BARRY: Let me see that.

PHILIP: We’re almost done.

LYMAN: I’m terribly sorry we’re so late. Grover’s car broke down and —

OLYMPIA: And you probably had to wait for him for an hour. We know Grover. What do you think?

ANASTASIA: It’s fantastic!

LYMAN: What a transformation!

BARRY (reading): This is a riot!

OLYMPIA: Grover, what do you think?

GROVER: About what?

OLYMPIA: The window!

GROVER: Oh, the window! The vegetation is gone.

PHILIP: Is that all?

GROVER: The thing I like least about plants is that people who already believe God exists point to a plant and tell you it proves he exists; makes me associate plants with religious icons.

OLYMPIA: The three of us have been discussing the exposition you suggested, Lyman, and we don’t think we could have it together in less than six months.

PHILIP: We wouldn’t want to have it in summer.

OLYMPIA: Barry and I have barely started photographing Philip’s new creations, and Philip wants to revise several old ones and make a whole series of new ones.

LYMAN: I didn’t have any kind of deadline in mind. The sooner the better, I say.

OLYMPIA: There’s a minor bottleneck. Have either of you ever typeset on a machine like this one?

ANASTASIA: Certainly. It’s an ordinary office typewriter.

OLYMPIA: I know, but it has some special attachments.

ANASTASIA: It has that device on the right if you want to justify copy; my friend Lamia operates a machine just like this one; she’s a secretary.

OLYMPIA: Do you think Lamia could typeset the texts for the brochure?

ANASTASIA: I know she could; she’ll be flattered to be asked. I’ve told her about you and she’s absolutely thrilled about your programs. Shell has an interest in primitive mythology and art, and particularly in modern revivals of ancient forms.

OLYMPIA: That’s wonderful. Then there is no bottleneck. (Shouts right) Dan! Could we talk to you for a second?

(DAN enters from right)

OLYMPIA: Could you return the brochure manuscript to us sometime today? There’s no hurry. We’ve had a change of plans.

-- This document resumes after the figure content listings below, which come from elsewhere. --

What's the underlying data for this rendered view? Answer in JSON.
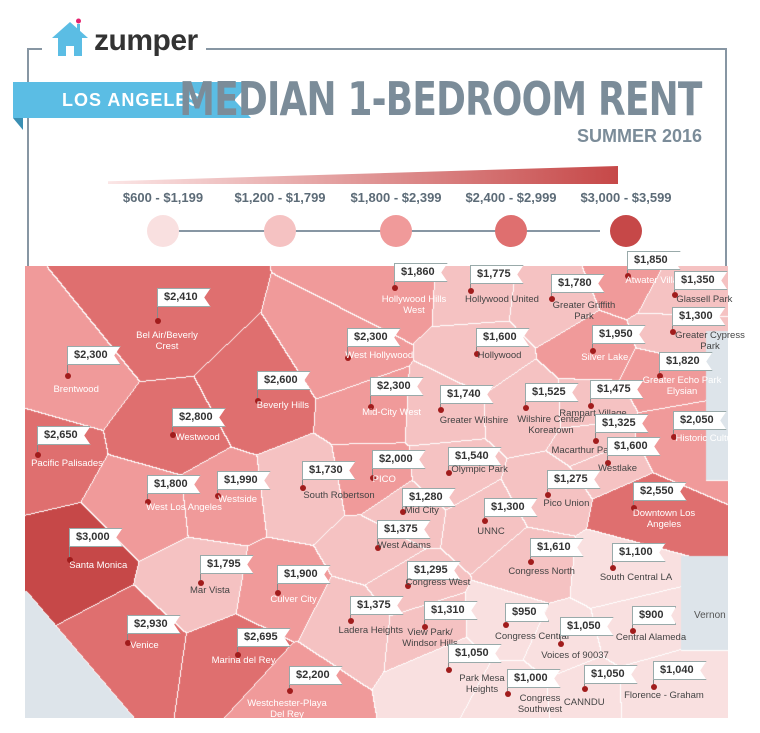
{
  "brand": {
    "name": "zumper",
    "icon": "house-icon",
    "colors": {
      "house": "#5bbde4",
      "heart": "#e4246f"
    }
  },
  "header": {
    "city": "LOS ANGELES",
    "title": "MEDIAN 1-BEDROOM RENT",
    "subtitle": "SUMMER 2016"
  },
  "legend": [
    {
      "label": "$600 - $1,199",
      "color": "#f9e0e0"
    },
    {
      "label": "$1,200 - $1,799",
      "color": "#f5c2c2"
    },
    {
      "label": "$1,800 - $2,399",
      "color": "#f09a9a"
    },
    {
      "label": "$2,400 - $2,999",
      "color": "#df6f6f"
    },
    {
      "label": "$3,000 - $3,599",
      "color": "#c64848"
    }
  ],
  "map": {
    "other_area": "Vernon",
    "colors": {
      "water": "#dde4ea",
      "border": "#ffffff"
    },
    "neighborhoods": [
      {
        "name": "Bel Air/Beverly Crest",
        "price": "$2,410",
        "tier": 4
      },
      {
        "name": "Brentwood",
        "price": "$2,300",
        "tier": 3
      },
      {
        "name": "Pacific Palisades",
        "price": "$2,650",
        "tier": 4
      },
      {
        "name": "Westwood",
        "price": "$2,800",
        "tier": 4
      },
      {
        "name": "Beverly Hills",
        "price": "$2,600",
        "tier": 4
      },
      {
        "name": "West Hollywood",
        "price": "$2,300",
        "tier": 3
      },
      {
        "name": "Mid-City West",
        "price": "$2,300",
        "tier": 3
      },
      {
        "name": "Hollywood Hills West",
        "price": "$1,860",
        "tier": 3
      },
      {
        "name": "Hollywood United",
        "price": "$1,775",
        "tier": 2
      },
      {
        "name": "Greater Griffith Park",
        "price": "$1,780",
        "tier": 2
      },
      {
        "name": "Atwater Village",
        "price": "$1,850",
        "tier": 3
      },
      {
        "name": "Glassell Park",
        "price": "$1,350",
        "tier": 2
      },
      {
        "name": "Greater Cypress Park",
        "price": "$1,300",
        "tier": 2
      },
      {
        "name": "Hollywood",
        "price": "$1,600",
        "tier": 2
      },
      {
        "name": "Silver Lake",
        "price": "$1,950",
        "tier": 3
      },
      {
        "name": "Greater Echo Park Elysian",
        "price": "$1,820",
        "tier": 3
      },
      {
        "name": "Greater Wilshire",
        "price": "$1,740",
        "tier": 2
      },
      {
        "name": "Wilshire Center/ Koreatown",
        "price": "$1,525",
        "tier": 2
      },
      {
        "name": "Rampart Village",
        "price": "$1,475",
        "tier": 2
      },
      {
        "name": "Macarthur Park",
        "price": "$1,325",
        "tier": 2
      },
      {
        "name": "Historic Cultural",
        "price": "$2,050",
        "tier": 3
      },
      {
        "name": "Westlake",
        "price": "$1,600",
        "tier": 2
      },
      {
        "name": "PICO",
        "price": "$2,000",
        "tier": 3
      },
      {
        "name": "Olympic Park",
        "price": "$1,540",
        "tier": 2
      },
      {
        "name": "South Robertson",
        "price": "$1,730",
        "tier": 2
      },
      {
        "name": "Westside",
        "price": "$1,990",
        "tier": 3
      },
      {
        "name": "West Los Angeles",
        "price": "$1,800",
        "tier": 3
      },
      {
        "name": "Mid City",
        "price": "$1,280",
        "tier": 2
      },
      {
        "name": "Pico Union",
        "price": "$1,275",
        "tier": 2
      },
      {
        "name": "Downtown Los Angeles",
        "price": "$2,550",
        "tier": 4
      },
      {
        "name": "UNNC",
        "price": "$1,300",
        "tier": 2
      },
      {
        "name": "Santa Monica",
        "price": "$3,000",
        "tier": 5
      },
      {
        "name": "West Adams",
        "price": "$1,375",
        "tier": 2
      },
      {
        "name": "Congress North",
        "price": "$1,610",
        "tier": 2
      },
      {
        "name": "South Central LA",
        "price": "$1,100",
        "tier": 1
      },
      {
        "name": "Mar Vista",
        "price": "$1,795",
        "tier": 2
      },
      {
        "name": "Culver City",
        "price": "$1,900",
        "tier": 3
      },
      {
        "name": "Congress West",
        "price": "$1,295",
        "tier": 2
      },
      {
        "name": "Ladera Heights",
        "price": "$1,375",
        "tier": 2
      },
      {
        "name": "View Park/ Windsor Hills",
        "price": "$1,310",
        "tier": 2
      },
      {
        "name": "Congress Central",
        "price": "$950",
        "tier": 1
      },
      {
        "name": "Voices of 90037",
        "price": "$1,050",
        "tier": 1
      },
      {
        "name": "Central Alameda",
        "price": "$900",
        "tier": 1
      },
      {
        "name": "Venice",
        "price": "$2,930",
        "tier": 4
      },
      {
        "name": "Marina del Rey",
        "price": "$2,695",
        "tier": 4
      },
      {
        "name": "Park Mesa Heights",
        "price": "$1,050",
        "tier": 1
      },
      {
        "name": "Congress Southwest",
        "price": "$1,000",
        "tier": 1
      },
      {
        "name": "CANNDU",
        "price": "$1,050",
        "tier": 1
      },
      {
        "name": "Florence - Graham",
        "price": "$1,040",
        "tier": 1
      },
      {
        "name": "Westchester-Playa Del Rey",
        "price": "$2,200",
        "tier": 3
      }
    ]
  }
}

DAN: You’re going to reconsider the texts?

OLYMPIA: We’re going to reconsider everything. We’re playing with the idea of having the commune women prepare an exposition.

DAN: The idea seems good.

OLYMPIA: I knew you’d think so. Of course we’ll want the women’s group to do all the work that’s involved.

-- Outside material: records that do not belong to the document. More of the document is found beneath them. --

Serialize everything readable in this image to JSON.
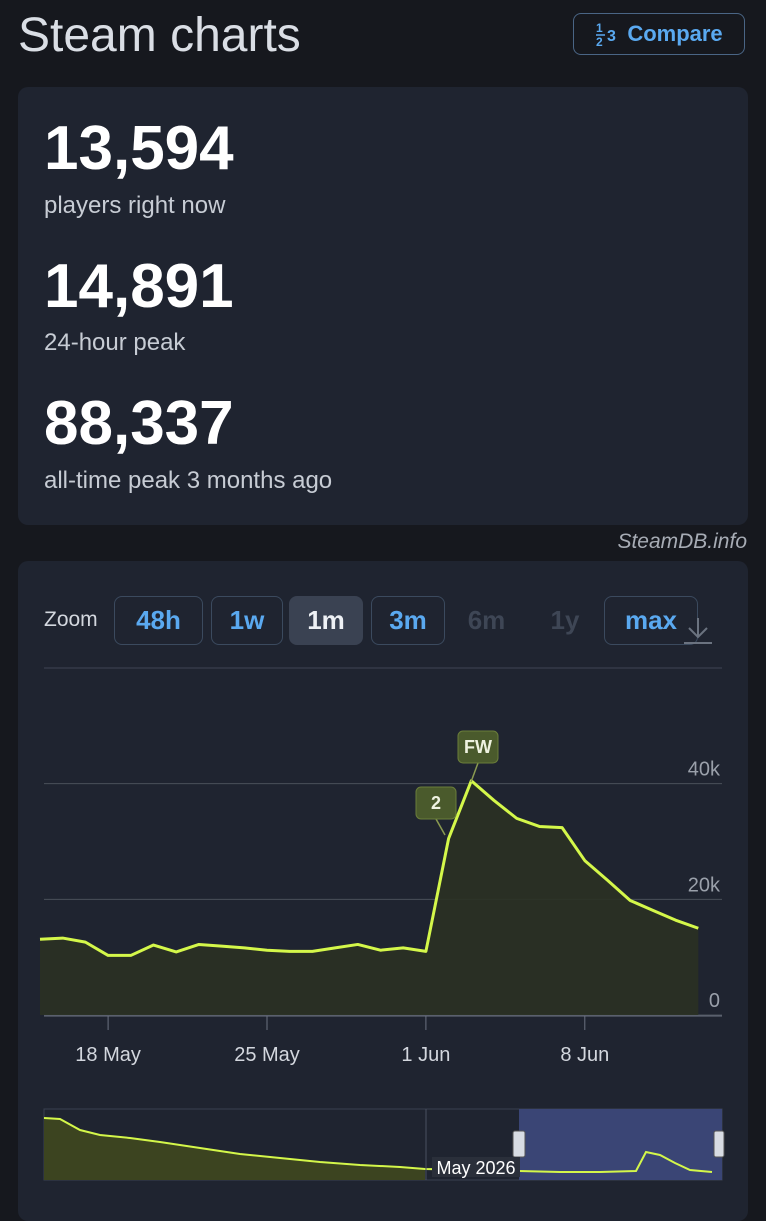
{
  "header": {
    "title": "Steam charts",
    "compare": "Compare"
  },
  "stats": [
    {
      "value": "13,594",
      "label": "players right now"
    },
    {
      "value": "14,891",
      "label": "24-hour peak"
    },
    {
      "value": "88,337",
      "label": "all-time peak 3 months ago"
    }
  ],
  "source": "SteamDB.info",
  "zoom": {
    "label": "Zoom",
    "options": [
      "48h",
      "1w",
      "1m",
      "3m",
      "6m",
      "1y",
      "max"
    ]
  },
  "navigator": {
    "label": "May 2026"
  },
  "chart_data": {
    "type": "line",
    "categories": [
      null,
      null,
      null,
      "18 May",
      null,
      null,
      null,
      null,
      null,
      null,
      "25 May",
      null,
      null,
      null,
      null,
      null,
      null,
      "1 Jun",
      null,
      null,
      null,
      null,
      null,
      null,
      "8 Jun",
      null,
      null,
      null,
      null,
      null
    ],
    "series": [
      {
        "color": "#d4f74a",
        "values": [
          13100,
          13300,
          12600,
          10300,
          10300,
          12100,
          10900,
          12200,
          11900,
          11600,
          11200,
          11000,
          11000,
          11600,
          12200,
          11200,
          11600,
          11000,
          30500,
          40500,
          37100,
          34000,
          32600,
          32400,
          26700,
          23300,
          19800,
          18100,
          16400,
          15000
        ]
      }
    ],
    "annotations": [
      "2",
      "FW"
    ],
    "ylim": [
      0,
      60000
    ],
    "yticks": [
      0,
      {
        "value": 20000,
        "label": "20k"
      },
      {
        "value": 40000,
        "label": "40k"
      }
    ],
    "grid": true
  }
}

DAN: I understand. I’ll bring the manuscript by after lunch.

OLYMPIA: And the machine is going to be in use some of the time.

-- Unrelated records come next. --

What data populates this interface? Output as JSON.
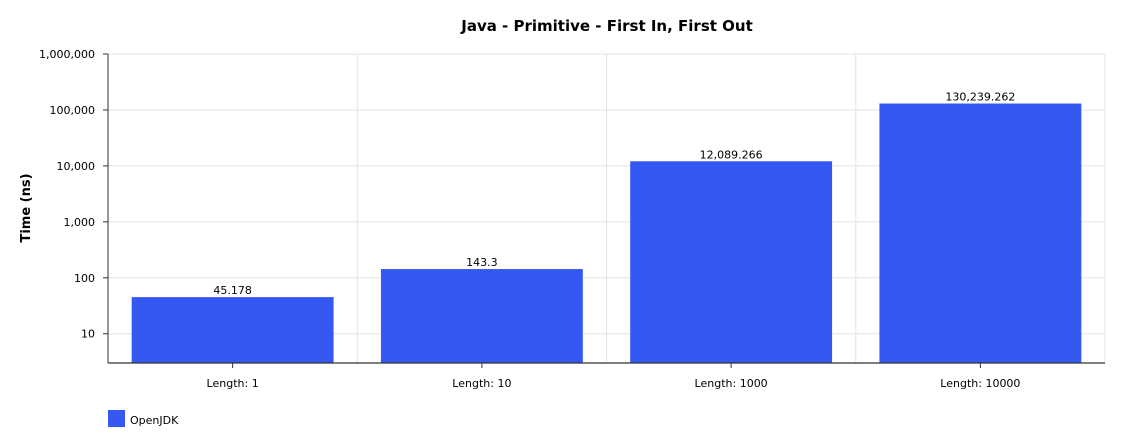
{
  "chart_data": {
    "type": "bar",
    "title": "Java - Primitive - First In, First Out",
    "xlabel": "",
    "ylabel": "Time (ns)",
    "yscale": "log",
    "ylim": [
      3,
      1000000
    ],
    "yticks": [
      10,
      100,
      1000,
      10000,
      100000,
      1000000
    ],
    "ytick_labels": [
      "10",
      "100",
      "1,000",
      "10,000",
      "100,000",
      "1,000,000"
    ],
    "categories": [
      "Length: 1",
      "Length: 10",
      "Length: 1000",
      "Length: 10000"
    ],
    "series": [
      {
        "name": "OpenJDK",
        "color": "#3558f2",
        "values": [
          45.178,
          143.3,
          12089.266,
          130239.262
        ],
        "labels": [
          "45.178",
          "143.3",
          "12,089.266",
          "130,239.262"
        ]
      }
    ],
    "grid": true,
    "legend": "bottom-left"
  }
}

DAN: Obviously. I don’t have many projects now, so that won’t inconvenience me.

(DAN exits right)

PHILIP: A women’s exposition?

OLYMPIA: Of course we’ll still exhibit your things, Philip, but we’ll take care of all the other arrangements, isn’t that right, Anastasia?

GROVER: I don’t get it.

OLYMPIA: Let it settle gradually, Grover. It’s such a beautiful day, why don’t we discuss this some more while walking. We should also talk about our schedule for the coming months.